All kinds of life stay alive by using nature around them. All do activities for the purpose of using things found in nature for their own good. Plants take in water and sunlight. Animals eat plants or other animals. Of course, to use readymade materials of nature is not true work; work is an activity that changes these materials from their natural state to improve their usefulness. The bird, the bee, and the spider, in building nests, hives, and webs are all working. So both humans and animals work: they change nature to make it more fitting for their needs.
However, human work has important differences from the work of other animals. The work of the bird in building its nest shows more continual steady effort than most humans in their building plans. The work of the spider in making its web goes beyond the work of most human weavers. A bee's work is better than the building work of most human architects.
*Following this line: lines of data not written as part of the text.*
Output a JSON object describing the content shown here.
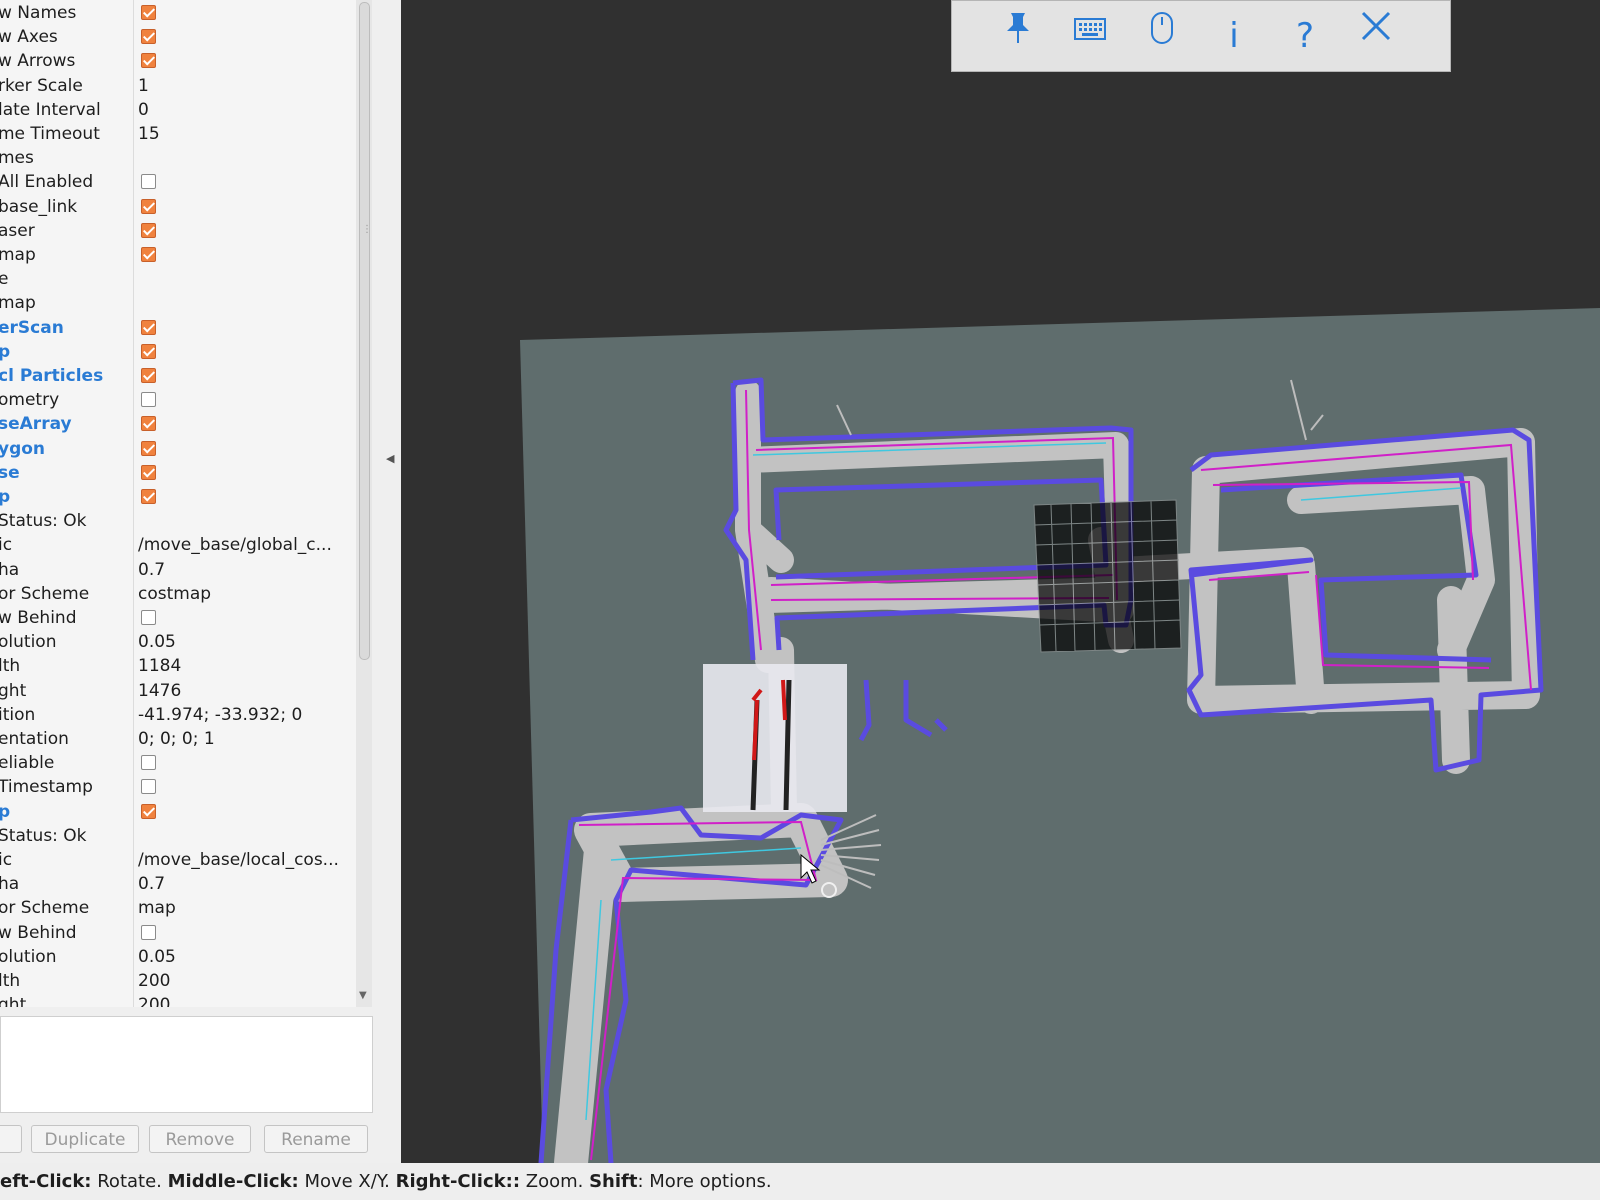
{
  "properties": [
    {
      "name": "w Names",
      "check": true
    },
    {
      "name": "w Axes",
      "check": true
    },
    {
      "name": "w Arrows",
      "check": true
    },
    {
      "name": "rker Scale",
      "value": "1"
    },
    {
      "name": "late Interval",
      "value": "0"
    },
    {
      "name": "me Timeout",
      "value": "15"
    },
    {
      "name": "mes"
    },
    {
      "name": "All Enabled",
      "check": false
    },
    {
      "name": "base_link",
      "check": true
    },
    {
      "name": "aser",
      "check": true
    },
    {
      "name": "map",
      "check": true
    },
    {
      "name": "e"
    },
    {
      "name": "map"
    },
    {
      "name": "erScan",
      "check": true,
      "blue": true
    },
    {
      "name": "p",
      "check": true,
      "blue": true
    },
    {
      "name": "cl Particles",
      "check": true,
      "blue": true
    },
    {
      "name": "ometry",
      "check": false
    },
    {
      "name": "seArray",
      "check": true,
      "blue": true
    },
    {
      "name": "ygon",
      "check": true,
      "blue": true
    },
    {
      "name": "se",
      "check": true,
      "blue": true
    },
    {
      "name": "p",
      "check": true,
      "blue": true
    },
    {
      "name": "Status: Ok"
    },
    {
      "name": "ic",
      "value": "/move_base/global_c..."
    },
    {
      "name": "ha",
      "value": "0.7"
    },
    {
      "name": "or Scheme",
      "value": "costmap"
    },
    {
      "name": "w Behind",
      "check": false
    },
    {
      "name": "olution",
      "value": "0.05"
    },
    {
      "name": "lth",
      "value": "1184"
    },
    {
      "name": "ght",
      "value": "1476"
    },
    {
      "name": "ition",
      "value": "-41.974; -33.932; 0"
    },
    {
      "name": "entation",
      "value": "0; 0; 0; 1"
    },
    {
      "name": "eliable",
      "check": false
    },
    {
      "name": " Timestamp",
      "check": false
    },
    {
      "name": "p",
      "check": true,
      "blue": true
    },
    {
      "name": "Status: Ok"
    },
    {
      "name": "ic",
      "value": "/move_base/local_cos..."
    },
    {
      "name": "ha",
      "value": "0.7"
    },
    {
      "name": "or Scheme",
      "value": "map"
    },
    {
      "name": "w Behind",
      "check": false
    },
    {
      "name": "olution",
      "value": "0.05"
    },
    {
      "name": "lth",
      "value": "200"
    },
    {
      "name": "ght",
      "value": "200"
    }
  ],
  "buttons": {
    "duplicate": "Duplicate",
    "remove": "Remove",
    "rename": "Rename"
  },
  "toolbar": {
    "icons": [
      "pin-icon",
      "keyboard-icon",
      "mouse-icon",
      "info-icon",
      "help-icon",
      "close-icon"
    ]
  },
  "status": {
    "left_click": "eft-Click:",
    "rotate": " Rotate. ",
    "middle_click": "Middle-Click:",
    "move": " Move X/Y. ",
    "right_click": "Right-Click::",
    "zoom": " Zoom. ",
    "shift": "Shift",
    "more": ": More options."
  },
  "colors": {
    "accent": "#2a7bd4",
    "check": "#f0823e",
    "viewport_bg": "#303030",
    "map_unknown": "#5f6d6d",
    "map_free": "#c2c2c2",
    "inflation": "#5a4be0",
    "obstacle": "#d020c8"
  }
}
But the biggest difference between the work of an architect and a bee, for example, is that the architect can picture in his mind a building before building it, while a bee cannot. At the end of every human work process, we get a result that already was in the mind of the worker before it was started. Human workers not only change the form of the material they work with but also know the purpose for their work, while animals do not.
Human work is conscious, while the work of other animals is instinctive. Instinctive activities are inborn rather than learned. Instinctive activities are part of a fixed pattern. For example, it has been seen that a spider which has finished half of its web will continue to make the second half even if the first half is taken away.